Without two key moves last year, the Diamondbacks probably wouldn’t find themselves in contention for a playoff spot. While the team’s offense, fourth in the NL in wOBA, has carried it most of the way to its 44-38 record, the other components are not as impressive. Their team defensive efficiency is right at the league average, so they’re not getting help much there. The starting rotation as a whole hasn’t fared particularly well, ranking 11th in ERA, 10th in FIP, and 14th in xFIP in the NL. But two pitchers are helping keep them afloat, Ian Kennedy and Daniel Hudson. If not for one trade in the 2009-2010 off-season, they might still be crawling in the basement.
At the time it appeared that the Diamondbacks had little to gain from the three-team trade where they sent Max Scherzer and Daniel Schlereth to the Tigers. The Yankees got Curtis Granderson, while the Tigers got Scherzer, Schlereth, Austin Jackson, and Phil Coke. The Diamondbacks essentially replaced Scherzer, a young and promising pitcher, with Edwin Jackson, who was a known quantity at the time, and then added Kennedy, who had been a disappointment in a 2008 big league stint and had been hurt most of 2009. They might have filled out their rotation, but there appeared to be a downgrade in quality.

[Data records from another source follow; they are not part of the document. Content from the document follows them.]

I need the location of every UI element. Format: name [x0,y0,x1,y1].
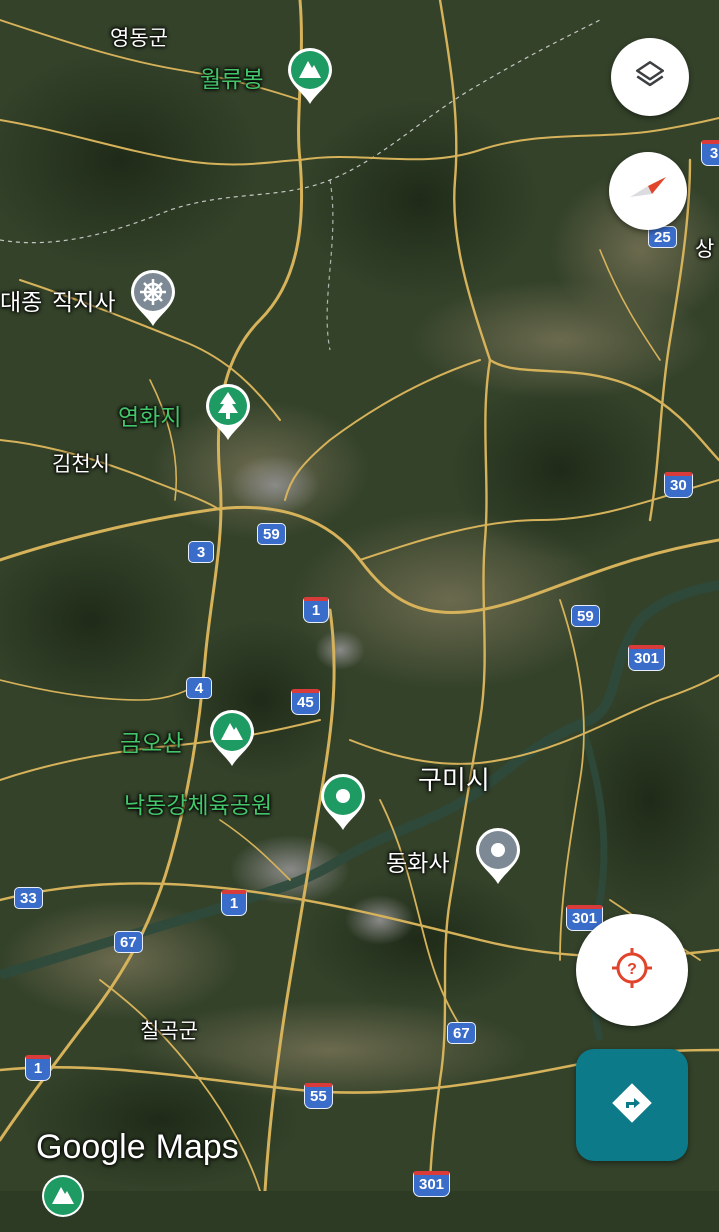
mountain-pin-icon[interactable] [285,46,335,106]
place-pin-icon[interactable] [473,826,523,886]
place-label-yeongdong: 영동군 [110,27,168,50]
my-location-button[interactable]: ? [576,914,688,1026]
route-shield: 4 [186,677,212,699]
route-shield: 3 [188,541,214,563]
city-label-gumi: 구미시 [418,765,490,795]
mountain-pin-icon[interactable] [207,708,257,768]
poi-label-nakdong-sports-park[interactable]: 낙동강체육공원 [124,786,272,820]
place-label-gimcheon: 김천시 [52,453,110,476]
route-shield: 33 [14,887,43,909]
poi-label-donghwasa[interactable]: 동화사 [386,844,449,878]
poi-label-wollyubong[interactable]: 월류봉 [200,60,263,94]
watermark-maps: Maps [155,1128,239,1166]
route-shield: 67 [114,931,143,953]
poi-label-jikjisa-prefix[interactable]: 대종 [0,283,42,317]
route-shield: 59 [571,605,600,627]
expressway-shield: 30 [664,472,693,498]
compass-button[interactable] [609,152,687,230]
svg-text:?: ? [627,961,637,978]
mountain-pin-icon[interactable] [38,1172,88,1232]
expressway-shield: 1 [25,1055,51,1081]
expressway-shield: 301 [628,645,666,671]
temple-pin-icon[interactable] [128,268,178,328]
expressway-shield: 301 [413,1171,451,1197]
poi-label-yeonhwaji[interactable]: 연화지 [118,398,181,432]
place-label-sang: 상 [695,238,715,261]
poi-label-geumosan[interactable]: 금오산 [120,724,183,758]
google-maps-watermark: Google Maps [36,1128,239,1167]
directions-button[interactable] [576,1049,688,1161]
expressway-shield: 1 [303,597,329,623]
poi-label-jikjisa[interactable]: 직지사 [52,283,115,317]
route-shield: 59 [257,523,286,545]
expressway-shield: 1 [221,890,247,916]
expressway-shield: 55 [304,1083,333,1109]
layers-button[interactable] [611,38,689,116]
watermark-google: Google [36,1128,146,1166]
expressway-shield: 3 [701,140,719,166]
compass-icon [622,163,674,220]
tree-pin-icon[interactable] [203,382,253,442]
locate-unknown-icon: ? [610,946,654,995]
route-shield: 67 [447,1022,476,1044]
directions-icon [610,1081,654,1130]
park-pin-icon[interactable] [318,772,368,832]
expressway-shield: 45 [291,689,320,715]
place-label-chilgok: 칠곡군 [140,1020,198,1043]
layers-icon [633,58,667,97]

A few months later, as is the case with any trade, the outlook changed. Kennedy was in the midst of a quality season, but it was Jackson who was trailing. No hitter be damned, he still had a 5.16 ERA and 4.24 FIP at the end of July, and was doing the last place Diamondbacks little good. And so, for the second time in a month, the DBacks traded their nominal best pitcher. First it was Dan Haren, and then it was Jackson, going to the White Sox for Daniel Hudson. In a span of six months the Diamondbacks turned one promising young starter into two. Those two are currently carrying the pitching staff.

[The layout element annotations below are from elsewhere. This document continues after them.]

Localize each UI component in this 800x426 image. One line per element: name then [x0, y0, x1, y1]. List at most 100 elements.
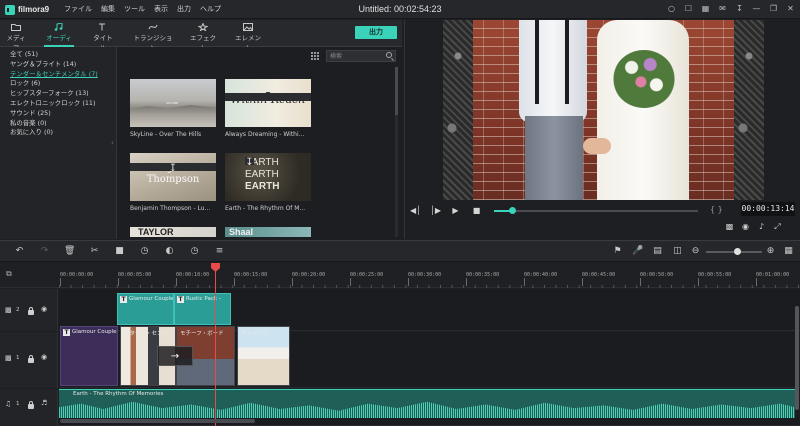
download-icon[interactable]: ↧	[130, 163, 216, 174]
audio-card[interactable]: TAYLOR	[130, 227, 216, 237]
grid-view-icon[interactable]	[311, 52, 319, 60]
preview-progress-bar[interactable]	[494, 207, 698, 214]
grid-scrollbar[interactable]	[395, 67, 398, 237]
lightbulb-icon[interactable]: ○	[666, 3, 677, 14]
category-all[interactable]: 全て (51)	[10, 49, 116, 59]
add-track-icon[interactable]: ⧉	[6, 269, 17, 280]
ruler-label: 00:00:30:00	[408, 272, 442, 286]
delete-icon[interactable]: 🗑	[64, 246, 75, 257]
export-button[interactable]: 出力	[355, 26, 397, 39]
duration-icon[interactable]: ◷	[189, 246, 200, 257]
audio-thumbnail: BenjaminThompson ↧	[130, 153, 216, 201]
category-list: 全て (51) ヤング＆ブライト (14) テンダー＆センチメンタル (7) ロ…	[0, 47, 117, 239]
account-icon[interactable]: ☐	[683, 3, 694, 14]
snapshot-icon[interactable]: ◉	[741, 222, 750, 231]
timeline-vertical-scrollbar[interactable]	[795, 306, 799, 410]
zoom-slider[interactable]	[706, 248, 762, 255]
playhead[interactable]	[215, 270, 216, 426]
collapse-panel-icon[interactable]: ‹	[111, 139, 114, 147]
timeline-clip[interactable]: T Glamour Couple	[117, 293, 174, 325]
lock-icon[interactable]	[28, 307, 34, 315]
eye-icon[interactable]: ◉	[41, 305, 47, 313]
download-icon[interactable]: ↧	[225, 91, 311, 102]
thumbnail-text: Shaal	[229, 227, 254, 237]
audio-card[interactable]: EARTH EARTH EARTH ↧ Earth - The Rhythm Of …	[225, 153, 311, 212]
tab-effects[interactable]: エフェクト	[188, 23, 218, 52]
voiceover-icon[interactable]: 🎤	[632, 246, 643, 257]
ruler-label: 00:00:10:00	[176, 272, 210, 286]
preview-video	[443, 20, 764, 200]
category-my-music[interactable]: 私の音楽 (0)	[10, 118, 116, 128]
ruler-label: 00:00:20:00	[292, 272, 326, 286]
save-icon[interactable]: ▦	[700, 3, 711, 14]
play-icon[interactable]: ▶	[450, 205, 461, 216]
category-hipster-folk[interactable]: ヒップスターフォーク (13)	[10, 88, 116, 98]
audio-card[interactable]: Within Reach ↧ Always Dreaming - Withi..…	[225, 79, 311, 138]
ruler-label: 00:00:55:00	[698, 272, 732, 286]
download-icon[interactable]: ↧	[734, 3, 745, 14]
render-preview-icon[interactable]: ▩	[725, 222, 734, 231]
lock-icon[interactable]	[28, 401, 34, 409]
tab-media[interactable]: メディア	[4, 23, 28, 52]
crop-icon[interactable]: ■	[114, 246, 125, 257]
clip-label: Glamour Couple	[129, 296, 174, 302]
timeline-clip[interactable]: T Rustic Pack -	[174, 293, 231, 325]
audio-card[interactable]: BenjaminThompson ↧ Benjamin Thompson - L…	[130, 153, 216, 212]
category-sounds[interactable]: サウンド (25)	[10, 108, 116, 118]
close-icon[interactable]: ✕	[785, 3, 796, 14]
audio-adjust-icon[interactable]: ≡	[214, 246, 225, 257]
speaker-icon[interactable]: ♬	[41, 399, 47, 407]
transition-marker[interactable]: →	[157, 346, 193, 366]
volume-icon[interactable]: ♪	[757, 222, 766, 231]
audio-card[interactable]: Shaal	[225, 227, 311, 237]
in-out-markers[interactable]: { }	[710, 205, 723, 214]
download-icon[interactable]: ↧	[245, 157, 254, 168]
fit-timeline-icon[interactable]: ▦	[783, 246, 794, 257]
timeline-clip[interactable]: アルシーン	[237, 326, 290, 386]
zoom-out-icon[interactable]: ⊖	[690, 246, 701, 257]
category-electronic-rock[interactable]: エレクトロニックロック (11)	[10, 98, 116, 108]
thumbnail-text: SKYLINE	[166, 101, 179, 105]
zoom-in-icon[interactable]: ⊕	[765, 246, 776, 257]
audio-title: Always Dreaming - Withi...	[225, 131, 305, 138]
split-screen-icon[interactable]: ◫	[672, 246, 683, 257]
rewind-icon[interactable]: ◀│	[410, 205, 421, 216]
tab-audio[interactable]: オーディオ	[44, 23, 74, 52]
stop-icon[interactable]: ■	[471, 205, 482, 216]
search-icon[interactable]	[386, 52, 392, 58]
ruler-label: 00:00:45:00	[582, 272, 616, 286]
timeline-horizontal-scrollbar[interactable]	[60, 419, 255, 423]
undo-icon[interactable]: ↶	[14, 246, 25, 257]
ruler-label: 00:00:50:00	[640, 272, 674, 286]
search-input[interactable]: 検索	[326, 50, 396, 62]
color-icon[interactable]: ◐	[164, 246, 175, 257]
timeline-ruler[interactable]: ⧉ 00:00:00:00 00:00:05:00 00:00:10:00 00…	[0, 263, 800, 288]
tab-transitions[interactable]: トランジション	[133, 23, 173, 52]
fullscreen-icon[interactable]: ⤢	[773, 222, 782, 231]
audio-card[interactable]: SKYLINE SkyLine - Over The Hills	[130, 79, 216, 138]
eye-icon[interactable]: ◉	[41, 353, 47, 361]
ruler-label: 00:00:25:00	[350, 272, 384, 286]
folder-icon	[11, 24, 21, 31]
minimize-icon[interactable]: —	[751, 3, 762, 14]
category-favorites[interactable]: お気に入り (0)	[10, 127, 116, 137]
track-header-audio-1: ♫ 1 ♬	[0, 389, 58, 426]
step-forward-icon[interactable]: │▶	[430, 205, 441, 216]
title-clip-icon: T	[63, 329, 70, 336]
mail-icon[interactable]: ✉	[717, 3, 728, 14]
audio-clip[interactable]: Earth - The Rhythm Of Memories	[59, 389, 795, 418]
category-rock[interactable]: ロック (6)	[10, 78, 116, 88]
tab-elements[interactable]: エレメント	[232, 23, 264, 52]
audio-mixer-icon[interactable]: ▤	[652, 246, 663, 257]
tab-titles[interactable]: タイトル	[91, 23, 115, 52]
marker-icon[interactable]: ⚑	[612, 246, 623, 257]
audio-waveform	[59, 401, 795, 418]
category-young-bright[interactable]: ヤング＆ブライト (14)	[10, 59, 116, 69]
speed-icon[interactable]: ◷	[139, 246, 150, 257]
restore-icon[interactable]: ❐	[768, 3, 779, 14]
timeline-clip[interactable]: T Glamour Couple	[60, 326, 118, 386]
cut-icon[interactable]: ✂	[89, 246, 100, 257]
category-tender-sentimental[interactable]: テンダー＆センチメンタル (7)	[10, 69, 116, 79]
redo-icon[interactable]: ↷	[39, 246, 50, 257]
lock-icon[interactable]	[28, 355, 34, 363]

In terms of ERA, Kennedy has led the staff with a 3.01 mark through 116.2 innings. (Josh Collmenter has a lower ERA, but is 50 innings behind.) He has pitched right along the lines of his scouting report: high 80s fastball with some movement, three off-speed and breaking pitches that he’ll mix to almost equal degrees. With that arsenal he’s struck out 7.48 per nine, which leads all DBacks starters, and walked just 2.31 per nine. His 3.34 FIP, however, isn’t quite as shiny as Hudson’s, which is 2.69. That comes mostly from a minuscule 0.39 HR/9. His .303 BABIP has helped bump his ERA up into the mid 3s. Both Kennedy and Hudson lead the team with nearly identical xFIP marks, right around 3.45.
That’s not to say they would have done poorly by staying out of the deal and retaining Scherzer. Despite a short trip to the minors after a rough start last season he still turned in a fine performance, 3.50/3.71/3.79 (ERA/FIP/xFIP). He’s struggled at times this year, particularly with the home run ball, but he can certainly turn it around, as he did last year. But that would still give the Diamondbacks only one quality starter. The point of the trade, said former GM Josh Byrnes, was to replace Scherzer with two quality starters. Little did he know that while the plan would work out, the second quality starter would come from a later trade consummated by his interim replacement.
The Diamondbacks’ surge into relevancy has come as a surprise, mainly because they’re similar in composition to last year. While the bullpen’s improvement — -2.1 WAR last year, +1.9 WAR this year — makes a big dent, so does the starting staff. They produced just 9.6 WAR all of last year, with a 4.40 ERA and 4.62 FIP, but this year they’re already at 6.9 WAR with a 4.05 ERA and 4.07 FIP. Kennedy and Hudson stand out from the pack, providing innings and effectiveness that have helped stabilize what was a rough pitching situation in the desert. There’s plenty of season to go, but at least for the first half the Diamondbacks have benefited greatly from a trade that no one thought they’d win.